Outra medida é um projeto que está sendo financiado pelo MMA em parceria
com o Fundo Brasileiro de Conservação da Biodiversidade, para auxiliar
os proprietários rurais do entorno do Parque a fazerem o Cadastro
Ambiental Rural – CAR. O que se propõe então é que se estabeleçam as
Reservas Legais de modo a formar corredores ecológicos para que seja
possível ligar a biodiversidade dos imóveis privados com a
biodiversidade do Parque Nacional.
IHU On-Line – Como a discussão sobre a ampliação do Parque está repercutindo entre a comunidade local?
Fernando Tatagiba – De maneira geral, a percepção da comunidade com
relação à ampliação do parque é bastante positiva. Claro que há setores,
empresas e pessoas que veem isso de forma negativa, especialmente
aqueles que terão seus imóveis afetados por conta da ampliação. Com
relação a esses, é fundamental esclarecer que nenhuma área produtiva
será afetada. Então, aqueles que têm imóveis podem ficar tranquilos,
porque as áreas produtivas das fazendas estão sendo excluídas da
ampliação do parque.
A maior parte da comunidade do entorno vê a ampliação de forma
produtiva, porque o parque é bastante importante para a economia da
região. Existe uma pesquisa de mestrado, que será defendida no início
deste ano, que estima em R$ 70 milhões as receitas advindas da visita ao
parque nacional, considerando os dados de 2015. Hoje, o município de
Alto Paraíso de Goiás é o principal beneficiário econômico da visitação
do parque, mas atualmente já trabalhamos para a abertura de um portão do
parque no município de Cavalcante, porque 65% da área do parque está
nesse município, que ainda não é beneficiado com a visitação.
Com a
ampliação da área, o parque passará a abranger mais dois municípios,
Nova Roma e Teresina de Goiás. Com isso esperamos que, a partir da
ampliação do turismo nesses municípios, o parque passe a ganhar mais
visibilidade e impulso em termos de economia. Estamos trabalhando para
que o parque nacional seja um indutor econômico em toda a região.
É fundamental esclarecer que nenhuma área produtiva será afetada pela ampliação do Parque
IHU On-Line – Há uma estimativa de quando será concluído o processo de negociação da ampliação do Parque Nacional?

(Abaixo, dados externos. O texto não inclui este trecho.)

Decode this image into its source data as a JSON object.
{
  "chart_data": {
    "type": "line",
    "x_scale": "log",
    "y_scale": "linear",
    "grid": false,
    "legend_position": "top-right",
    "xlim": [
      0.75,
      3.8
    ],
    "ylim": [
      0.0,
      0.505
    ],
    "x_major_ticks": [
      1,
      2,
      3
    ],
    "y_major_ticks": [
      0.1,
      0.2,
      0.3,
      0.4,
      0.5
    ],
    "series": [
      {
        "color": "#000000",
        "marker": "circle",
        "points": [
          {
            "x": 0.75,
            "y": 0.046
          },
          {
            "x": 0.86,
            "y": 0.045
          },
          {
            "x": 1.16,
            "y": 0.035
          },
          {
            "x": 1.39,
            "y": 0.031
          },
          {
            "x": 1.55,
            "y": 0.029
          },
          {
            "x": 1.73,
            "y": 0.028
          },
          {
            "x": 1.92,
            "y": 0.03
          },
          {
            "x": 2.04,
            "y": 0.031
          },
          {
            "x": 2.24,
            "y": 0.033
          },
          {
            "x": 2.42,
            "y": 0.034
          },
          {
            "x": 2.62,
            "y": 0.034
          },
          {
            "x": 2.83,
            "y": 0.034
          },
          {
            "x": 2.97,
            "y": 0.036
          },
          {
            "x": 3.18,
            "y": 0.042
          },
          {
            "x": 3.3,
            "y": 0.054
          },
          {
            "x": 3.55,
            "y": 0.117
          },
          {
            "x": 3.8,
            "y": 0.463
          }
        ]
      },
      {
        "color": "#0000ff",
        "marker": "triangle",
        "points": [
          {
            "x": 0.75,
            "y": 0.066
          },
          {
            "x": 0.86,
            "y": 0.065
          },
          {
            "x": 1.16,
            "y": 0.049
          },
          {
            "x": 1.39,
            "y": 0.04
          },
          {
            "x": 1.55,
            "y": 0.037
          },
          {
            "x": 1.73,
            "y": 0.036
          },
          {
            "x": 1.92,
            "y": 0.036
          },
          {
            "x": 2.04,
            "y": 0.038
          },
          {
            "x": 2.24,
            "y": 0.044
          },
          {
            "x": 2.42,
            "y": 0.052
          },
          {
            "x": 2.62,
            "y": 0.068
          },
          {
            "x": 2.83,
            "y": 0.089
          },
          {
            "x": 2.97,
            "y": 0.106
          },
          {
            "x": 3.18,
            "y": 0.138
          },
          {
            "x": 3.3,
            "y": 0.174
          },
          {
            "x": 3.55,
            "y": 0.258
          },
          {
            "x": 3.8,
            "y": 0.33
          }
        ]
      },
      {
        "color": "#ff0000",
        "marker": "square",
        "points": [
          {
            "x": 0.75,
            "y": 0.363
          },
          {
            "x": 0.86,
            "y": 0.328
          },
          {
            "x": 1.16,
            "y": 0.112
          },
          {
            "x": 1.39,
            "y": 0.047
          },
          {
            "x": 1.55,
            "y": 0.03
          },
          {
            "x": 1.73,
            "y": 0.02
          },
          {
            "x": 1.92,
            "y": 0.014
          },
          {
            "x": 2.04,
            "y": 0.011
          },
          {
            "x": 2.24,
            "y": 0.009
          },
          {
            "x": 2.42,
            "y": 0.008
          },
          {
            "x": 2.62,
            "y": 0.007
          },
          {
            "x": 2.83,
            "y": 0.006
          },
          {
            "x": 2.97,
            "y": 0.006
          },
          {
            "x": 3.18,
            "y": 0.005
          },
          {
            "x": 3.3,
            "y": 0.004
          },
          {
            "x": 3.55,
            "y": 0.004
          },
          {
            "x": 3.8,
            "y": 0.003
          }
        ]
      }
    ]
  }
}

Fernando Tatagiba – Hoje a negociação está na esfera do gabinete do
ministro do MMA e do governador de Goiás. Em setembro de 2016, teria
sido decretada a ampliação do parque, mas o governador, atendendo a um
pedido do setor agrícola e agropecuário do estado, solicitou ao ministro
do MMA um prazo de seis meses para aprofundar algumas análises
fundiárias para ter mais segurança em relação à ampliação. Esse prazo
termina em fevereiro, e a nossa expectativa, que trabalhamos na gestão
do parque nacional, e da comunidade, que vê na ampliação uma
oportunidade de desenvolvimento da região, é que a qualquer momento, a
partir de fevereiro, seja decretada a ampliação do parque.
Conservar o Cerrado e o Parque Nacional e trabalhar para a ampliação do
Parque significa garantir as condições de vida e bem-estar para o
próprio ser humano
IHU On-Line – Qual a importância do Parque Nacional da Chapada dos
Veadeiros em termos de ecossistema e da preservação do Cerrado,
especialmente para evitar a crise hídrica?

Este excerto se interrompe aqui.